| Outcome | Probability | Yes Bid | Yes Ask | 24h Change | Volume | |
|---|---|---|---|---|---|---|
| Target Price: $629.22 | 0% | 0¢ | 0¢ | — | $0 | Trade → |
This market asks whether the price of BNB will meet the $629.22 target within a defined 15-minute interval; it matters for traders who trade short-term crypto moves or hedge intraday exposure. The outcome captures a very short, high-frequency price event rather than a longer-term trend.
BNB (Binance Coin) is a major exchange token that can exhibit rapid intraday swings tied to exchange flows, listings, burns, and broader crypto market moves. A 15-minute target is driven by immediate order-book dynamics and newsflow; because the market closing time is listed as TBD, active monitoring of the event page and platform notices is needed for the precise timeline.

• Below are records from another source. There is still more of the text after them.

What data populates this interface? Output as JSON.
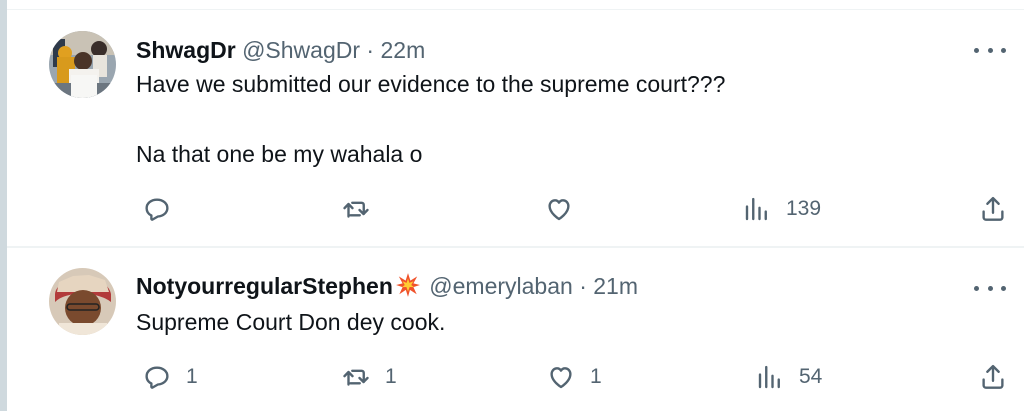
{
  "tweets": [
    {
      "name": "ShwagDr",
      "handle": "@ShwagDr",
      "separator": "·",
      "time": "22m",
      "text_lines": [
        "Have we submitted our evidence to the supreme court???",
        "Na that one be my wahala o"
      ],
      "actions": {
        "reply": "",
        "retweet": "",
        "like": "",
        "views": "139"
      }
    },
    {
      "name": "NotyourregularStephen",
      "emoji": "collision-emoji",
      "handle": "@emerylaban",
      "separator": "·",
      "time": "21m",
      "text_lines": [
        "Supreme Court Don dey cook."
      ],
      "actions": {
        "reply": "1",
        "retweet": "1",
        "like": "1",
        "views": "54"
      }
    }
  ],
  "icons": [
    "reply-icon",
    "retweet-icon",
    "like-icon",
    "views-icon",
    "share-icon",
    "more-icon"
  ],
  "colors": {
    "text": "#0f1419",
    "muted": "#536471",
    "divider": "#eff3f4",
    "rail": "#cfd9de"
  }
}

Prediction market odds on this event express the market consensus about whether BNB will reach the specified price within the stated 15-minute window; they update as new information, order flow, and news arrive.
A 'Yes' outcome occurs if BNB trades at or above $629.22 during the specific 15-minute interval defined for this market per the platform's settlement rules; check the event page for the precise settlement condition and any price rounding rules.
The market currently lists the close time as TBD; the platform will publish the exact start and end timestamps for the 15-minute window on the event page or in the event rules—monitor that page for updates.
Settlement uses the reference exchange or aggregated price feed specified in the event's official rules on the platform; if the event page does not name a source, the platform's general settlement policy governs which feed is used.
Rapid moves often stem from large single orders or liquidations, exchange-specific news (listings, outages), major announcements from Binance or partners, or sudden spillovers from sharp moves in Bitcoin and broader crypto markets.
Assess order-book depth and recent trade sizes on the reference exchange—shallow liquidity and wide spreads increase the chance that a single large trade can move price into the target, while deep liquidity and tight spreads make short-lived price spikes less likely.